The pin is one of the most common tactics you can use to surprise your opponent and win the game.
What is a pin in chess?
A pin is a tactical situation where an opponent attacks your piece and you are unable to move it because it will result in a check of your king or capture of a more valuable piece. The pinned piece blocks an attack to a more valuable piece, but it could also protect a key defender of the position or even impede a checkmate.
An example can be seen in the Ruy-lopez where white light-squared bishop pins a black knight, If the knight moves, Black’s king will be on check. In this situation black’s knight is unable to move because the the move is illegal.

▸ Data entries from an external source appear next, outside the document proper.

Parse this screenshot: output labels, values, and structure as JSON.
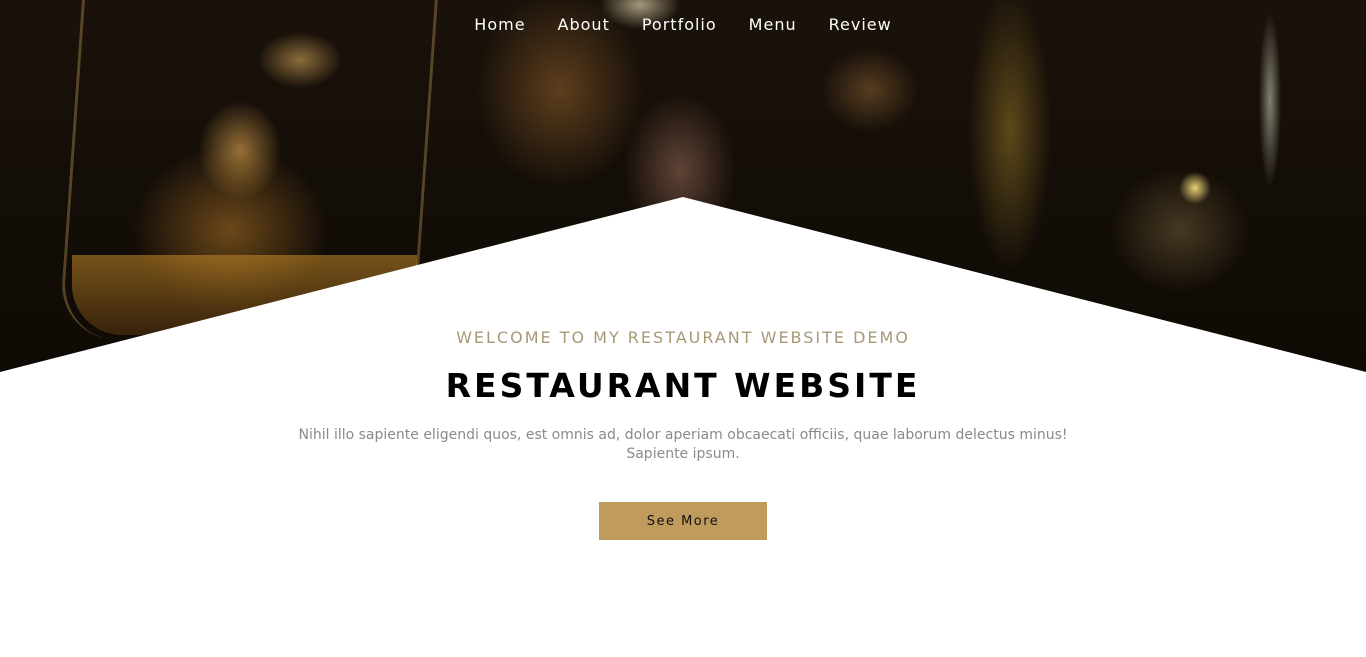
{
  "nav": {
    "items": [
      {
        "label": "Home"
      },
      {
        "label": "About"
      },
      {
        "label": "Portfolio"
      },
      {
        "label": "Menu"
      },
      {
        "label": "Review"
      }
    ]
  },
  "hero": {
    "kicker": "WELCOME TO MY RESTAURANT WEBSITE DEMO",
    "title": "RESTAURANT WEBSITE",
    "description": "Nihil illo sapiente eligendi quos, est omnis ad, dolor aperiam obcaecati officiis, quae laborum delectus minus! Sapiente ipsum.",
    "button_label": "See More"
  },
  "colors": {
    "accent": "#bf9b5e",
    "kicker": "#a89878",
    "nav_text": "#ffffff",
    "title": "#000000",
    "description": "#8a8a8a"
  }
}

So the pin structure is a piece (bishop, queen or rook) attacking a minor piece in front of a more valuable piece.
You might think of a situation where instead of the normal pin structure, you have a piece attacking the a major piece and after it moves to safety, there is a vulnerable minor piece that can be captured. This situation isn’t called a pin but a skewer.
In a pin, the attacked piece cannot move because it prevents a more significant threat. On the other hand, a skewer works in reverse. The most valuable piece is upfront, so it must move and allow the capture of the weaker piece behind it.
Types of pins
An absolute pin is the most potent version of this tactic. It happens when a piece is covering an attack on the king. Since it is illegal to make a move that would put your king in check, the pinned piece literally cannot move.
In the Ruy-Lopez set up, after the sequence e4 e5, Nf3 Nc6, white gives a pin with the white bishop on b5
A relative pin happens when, even though moving the pinned piece is not illegal, it is not desirable. Doing so would allow the other player to gain a winning advantage.
How To Take Advantage Of A Pin In Chess
The pin is a powerful tactic because it restricts your opponent’s options, and it can also allow you to win material.
You can se how the knight is pinned in the Ruy-Lopez setup, the mobility of the knight is restricted until the white bishop moves to d7 to release the knight from the pin.
How to get out of a pin in chess?
There are three ways to deal with a pin (also known as “unpinning”). First, you could move the valuable piece out of the way, freeing up the pinned piece. This generally requires the pinned piece to be protected by something else. You can also remove the pinning piece, either by capturing it outright or by forcing it to move away. You also have the option to block the pin by placing another piece in the line of fire, disconnecting the pinned piece from the valuable target behind it.
So when you are asked what is a pin in chess, you have the perfect idea of what it means.